COMUNICAÇÃO

De: Amazônia
Para: Márcio Ayres

Por Tuila Tachikawa 

Olá Márcio, biólogo e naturalista brasileiro, figura importantíssima quando se trata de conservação, mais ainda quando a conservação abrange também o olhar para o outro. O olhar para as comunidades, para as tradições, para as histórias, para mim. 

Gostaria de relembrar um pouco de sua trajetória: apaixonado por primatas, você fez seu mestrado com ênfase em primatologia pelo Instituto Nacional de Pesquisas da Amazônia (INPA), e seu doutorado, sobre os Uacaris brancos e a minha floresta inundada, na Universidade de Cambridge. 

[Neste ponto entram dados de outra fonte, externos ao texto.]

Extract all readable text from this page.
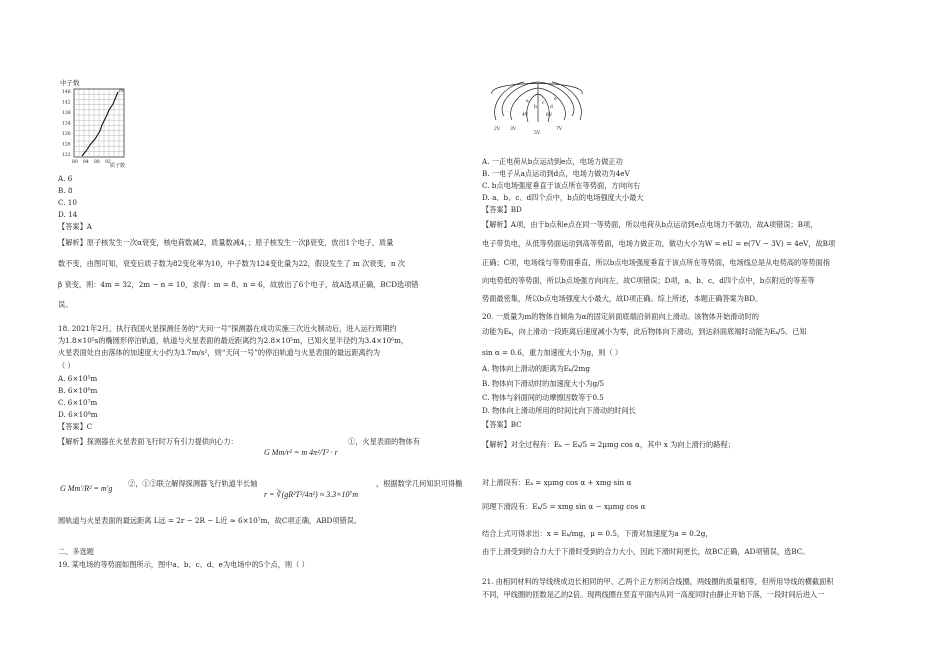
中子数
N
146
142
138
134
130
126
122
80 84 88 92
质子数
A. 6
B. 8
C. 10
D. 14
【答案】A
【解析】原子核发生一次α衰变，核电荷数减2，质量数减4，；原子核发生一次β衰变，放出1个电子，质量
数不变，由图可知，衰变后质子数为82变化率为10，中子数为124变化量为22，假设发生了 m 次衰变，n 次
β 衰变，则：4m = 32，2m − n = 10，求得：m = 8、n = 6，故放出了6个电子，故A选项正确，BCD选项错
误。
18. 2021年2月，执行我国火星探测任务的“天问一号”探测器在成功实施三次近火制动后，进入运行周期约
为1.8×10⁵s的椭圆形停泊轨道，轨道与火星表面的最近距离约为2.8×10⁵m，已知火星半径约为3.4×10⁶m，
火星表面处自由落体的加速度大小约为3.7m/s²，则“天问一号”的停泊轨道与火星表面的最远距离约为
（ ）
A. 6×10⁵m
B. 6×10⁶m
C. 6×10⁷m
D. 6×10⁸m
【答案】C
【解析】探测器在火星表面飞行时万有引力提供向心力：
G Mm/r² = m 4π²/T² · r
①，火星表面的物体有
G Mm′/R² = m′g
②，①②联立解得探测器飞行轨道半长轴
r = ∛(gR²T²/4π²) ≈ 3.3×10⁷m
，根据数学几何知识可得椭
圆轨道与火星表面的最远距离 L远 = 2r − 2R − L近 ≈ 6×10⁷m，故C项正确，ABD项错误。
二、多选题
19. 某电场的等势面如图所示，图中a、b、c、d、e为电场中的5个点，则（ ）
2V 3V
5V
7V
4V	6V
a
b
c
d
e
A. 一正电荷从b点运动到e点，电场力做正功
B. 一电子从a点运动到d点，电场力做功为4eV
C. b点电场强度垂直于该点所在等势面，方向向右
D. a、b、c、d四个点中，b点的电场强度大小最大
【答案】BD
【解析】A项，由于b点和e点在同一等势面，所以电荷从b点运动到e点电场力不做功，故A项错误；B项，
电子带负电，从低等势面运动到高等势面，电场力做正功，做功大小为W = eU = e(7V − 3V) = 4eV，故B项
正确；C项，电场线与等势面垂直，所以b点电场强度垂直于该点所在等势面，电场线总是从电势高的等势面指
向电势低的等势面，所以b点场强方向向左，故C项错误；D项，a、b、c、d四个点中，b点附近的等差等
势面最密集，所以b点电场强度大小最大，故D项正确。综上所述，本题正确答案为BD。
20. 一质量为m的物体自倾角为α的固定斜面底端沿斜面向上滑动。该物体开始滑动时的
动能为Eₖ，向上滑动一段距离后速度减小为零，此后物体向下滑动，到达斜面底端时动能为Eₖ/5。已知
sin α = 0.6，重力加速度大小为g，则（ ）
A. 物体向上滑动的距离为Eₖ/2mg
B. 物体向下滑动时的加速度大小为g/5
C. 物体与斜面间的动摩擦因数等于0.5
D. 物体向上滑动所用的时间比向下滑动的时间长
【答案】BC
【解析】对全过程有：Eₖ − Eₖ/5 = 2μmg cos α，其中 x 为向上滑行的路程；
对上滑段有：Eₖ = xμmg cos α + xmg sin α
同理下滑段有：Eₖ/5 = xmg sin α − xμmg cos α
结合上式可得求出：x = Eₖ/mg，μ = 0.5，下滑对加速度为a = 0.2g，
由于上滑受到的合力大于下滑时受到的合力大小，因此下滑时间更长，故BC正确，AD项错误，选BC。
21. 由相同材料的导线绕成边长相同的甲、乙两个正方形闭合线圈，两线圈的质量相等，但所用导线的横截面积
不同，甲线圈的匝数是乙的2倍。现两线圈在竖直平面内从同一高度同时由静止开始下落，一段时间后进入一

Durante seu doutorado, procurou por entre meus vastos territórios, uma região pouco habitada. Pretendia observar com maior fidedignidade possível o comportamento dos meus uacaris. Abrigo diversas espécies desse gênero de primata em meus galhos, e queria te contar que uma delas recebeu em seu nome, uma homenagem a você! É uma espécie de uacari-preto, identificado em 2008 e nomeado Cacajao ayresi, viu ali seu sobrenome?  

Pois é Márcio, acho que deu pra perceber sua importância para nós, e o quanto significa a sua passagem pela Terra para mim. 

Por ter estudado tanto minhas várzeas, você foi além. Preocupado com o desmatamento ilegal e a pesca intensiva, foi peça chave na criação da Reserva de Desenvolvimento Sustentável de Mamirauá e do Amanã, que significam não apenas modelos de conservação, mas projetos que unem a proteção da biodiversidade aos anseios sociais das comunidades que me habitam.  Pensando sempre nessa união, uma vez você disse “O alívio da pobreza na Amazônia só pode ser feito se diminuirmos a migração da zona rural para as grandes cidades. Para mantermos a população na zona rural, além de darmos infraestrutura escolar, sanitária e médica, precisamos manejar os recursos de forma sustentável, com bases científicas sólidas”.  Mais do que isso, você também participou da criação do Instituto de Desenvolvimento Sustentável Mamirauá (IDSM), que veio a construir um dos projetos mais revolucionários em termos de conservação no meu território: o manejo de base comunitária do pirarucu!

Sempre à frente de seu tempo, você já sabia que a relação dos humanos com a natureza não se sustentaria em um modelo predatório. Hoje vivemos uma pandemia, governos me usurpam, bancos “investem” em mim e meu território é muitas vezes visto como moeda de troca. Boiadas pisoteiam e compactam minha terra e meu povo luta pelo direito de morar, de viver, de existir. 

Mas o que esquenta meu coração, Márcio, é saber que, assim como você, e talvez até por você, muitos entendem o meu significado, compreendem minha vastidão, e esbravejam pela minha existência. 

Muito obrigada José Márcio Corrêa Ayres, que sua memória resida sempre em mim, em nós.